Dryland responses to global change suggest the potential for rapid non-linear responses to some changes but resilience to others

Drylands represent our planet's largest terrestrial biome, making up over 35% of Earth's land surface. In the context of this vast areal extent, it is no surprise that recent research suggests dryland inter-annual variability and responses to change have the potential to drive biogeochemical cycles and climate at the global-scale. Further, the data we do have suggest drylands can respond rapidly and non-linearly to change. Nevertheless, our understanding of the cross-system consistency of and mechanisms behind dryland responses to a changed environment remains relatively poor.
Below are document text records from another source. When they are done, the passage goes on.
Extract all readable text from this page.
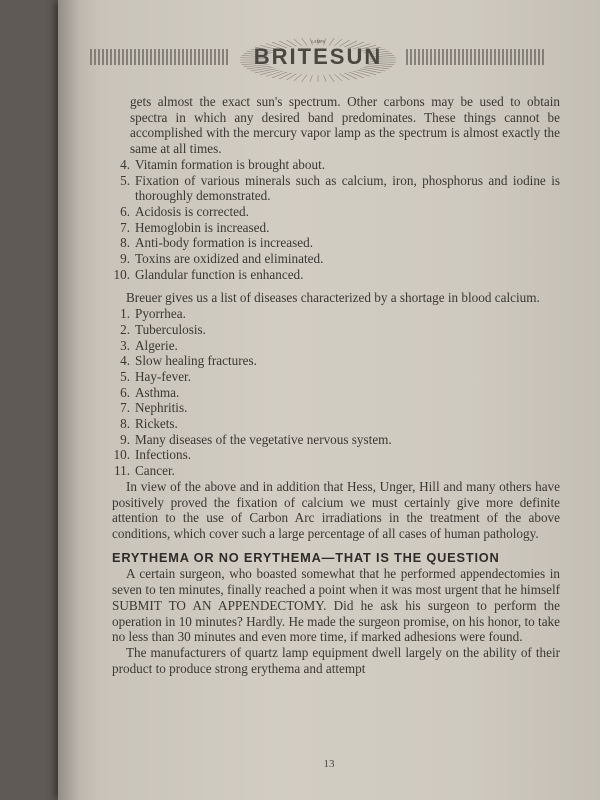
LAMPS
BRITESUN

gets almost the exact sun's spectrum. Other carbons may be used to obtain spectra in which any desired band predominates. These things cannot be accomplished with the mercury vapor lamp as the spectrum is almost exactly the same at all times.

4. Vitamin formation is brought about.
5. Fixation of various minerals such as calcium, iron, phosphorus and iodine is thoroughly demonstrated.
6. Acidosis is corrected.
7. Hemoglobin is increased.
8. Anti-body formation is increased.
9. Toxins are oxidized and eliminated.
10. Glandular function is enhanced.

Breuer gives us a list of diseases characterized by a shortage in blood calcium.

1. Pyorrhea.
2. Tuberculosis.
3. Algerie.
4. Slow healing fractures.
5. Hay-fever.
6. Asthma.
7. Nephritis.
8. Rickets.
9. Many diseases of the vegetative nervous system.
10. Infections.
11. Cancer.

In view of the above and in addition that Hess, Unger, Hill and many others have positively proved the fixation of calcium we must certainly give more definite attention to the use of Carbon Arc irradiations in the treatment of the above conditions, which cover such a large percentage of all cases of human pathology.

ERYTHEMA OR NO ERYTHEMA—THAT IS THE QUESTION

A certain surgeon, who boasted somewhat that he performed appendectomies in seven to ten minutes, finally reached a point when it was most urgent that he himself SUBMIT TO AN APPENDECTOMY. Did he ask his surgeon to perform the operation in 10 minutes? Hardly. He made the surgeon promise, on his honor, to take no less than 30 minutes and even more time, if marked adhesions were found.

The manufacturers of quartz lamp equipment dwell largely on the ability of their product to produce strong erythema and attempt

13
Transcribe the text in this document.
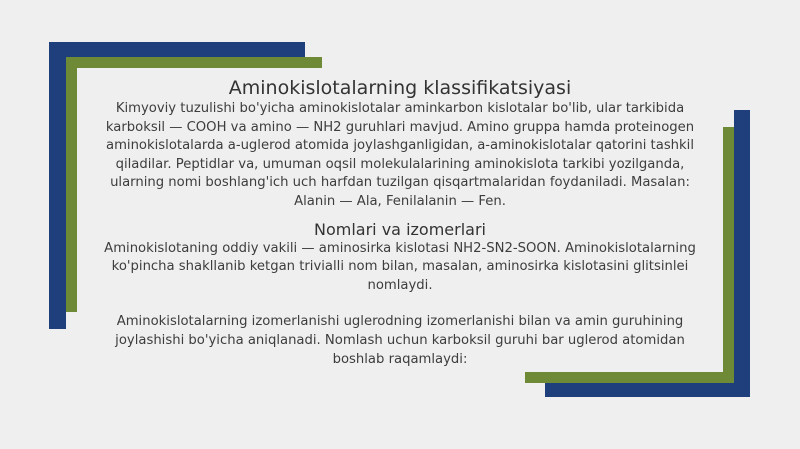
Aminokislotalarning klassifikatsiyasi

Kimyoviy tuzulishi bo'yicha aminokislotalar aminkarbon kislotalar bo'lib, ular tarkibida karboksil — COOH va amino — NH2 guruhlari mavjud. Amino gruppa hamda proteinogen aminokislotalarda a-uglerod atomida joylashganligidan, a-aminokislotalar qatorini tashkil qiladilar. Peptidlar va, umuman oqsil molekulalarining aminokislota tarkibi yozilganda, ularning nomi boshlang'ich uch harfdan tuzilgan qisqartmalaridan foydaniladi. Masalan: Alanin — Ala, Fenilalanin — Fen.

Nomlari va izomerlari

Aminokislotaning oddiy vakili — aminosirka kislotasi NH2-SN2-SOON. Aminokislotalarning ko'pincha shakllanib ketgan trivialli nom bilan, masalan, aminosirka kislotasini glitsinlei nomlaydi.

Aminokislotalarning izomerlanishi uglerodning izomerlanishi bilan va amin guruhining joylashishi bo'yicha aniqlanadi. Nomlash uchun karboksil guruhi bar uglerod atomidan boshlab raqamlaydi:
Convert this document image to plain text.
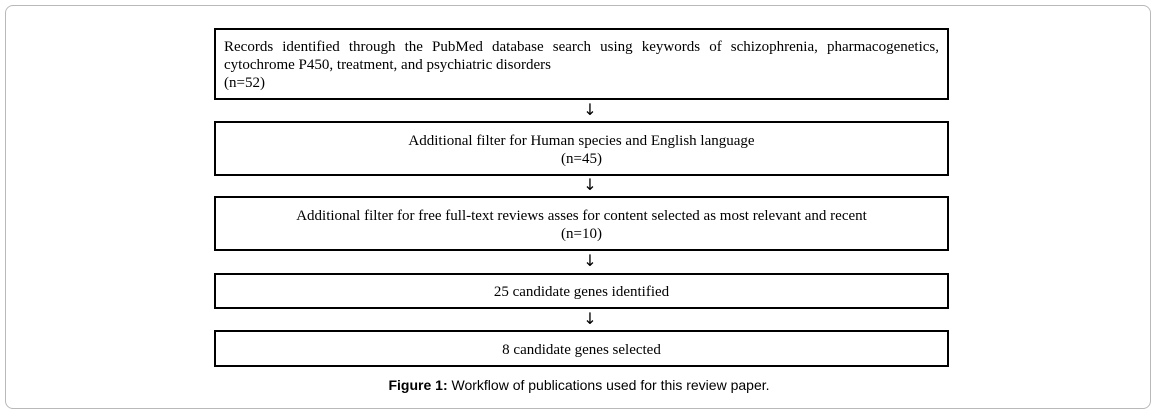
Records identified through the PubMed database search using keywords of schizophrenia, pharmacogenetics,
cytochrome P450, treatment, and psychiatric disorders
(n=52)
↓
Additional filter for Human species and English language
(n=45)
↓
Additional filter for free full-text reviews asses for content selected as most relevant and recent
(n=10)
↓
25 candidate genes identified
↓
8 candidate genes selected
Figure 1: Workflow of publications used for this review paper.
This poor understanding hinders not only our larger understanding of terrestrial ecosystem function, but also our capacity to forecast future global biogeochemical cycles and climate. Here we present data from a series of Colorado Plateau manipulation experiments - including climate, land use, and nitrogen deposition manipulations - to explore how vascular plants, microbial communities, and biological soil crusts (a community of mosses, lichens, and/or cyanobacteria living in the interspace among vascular plants in arid and semiarid ecosystems worldwide) respond to a host of environmental changes. These responses include not only assessments of community composition, but of their function as well. We will explore photosynthesis, net soil CO2 exchange, soil carbon stocks and chemistry, albedo, and nutrient cycling. The experiments were begun with independent questions and cover a range of environmental change drivers and scientific approaches, but together offer a relatively holistic picture of how some drylands can change their structure and function in response to change. In particular, the data show very high ecosystem vulnerability to particular drivers, but surprising resilience to others, suggesting a multi-faceted response of these diverse systems.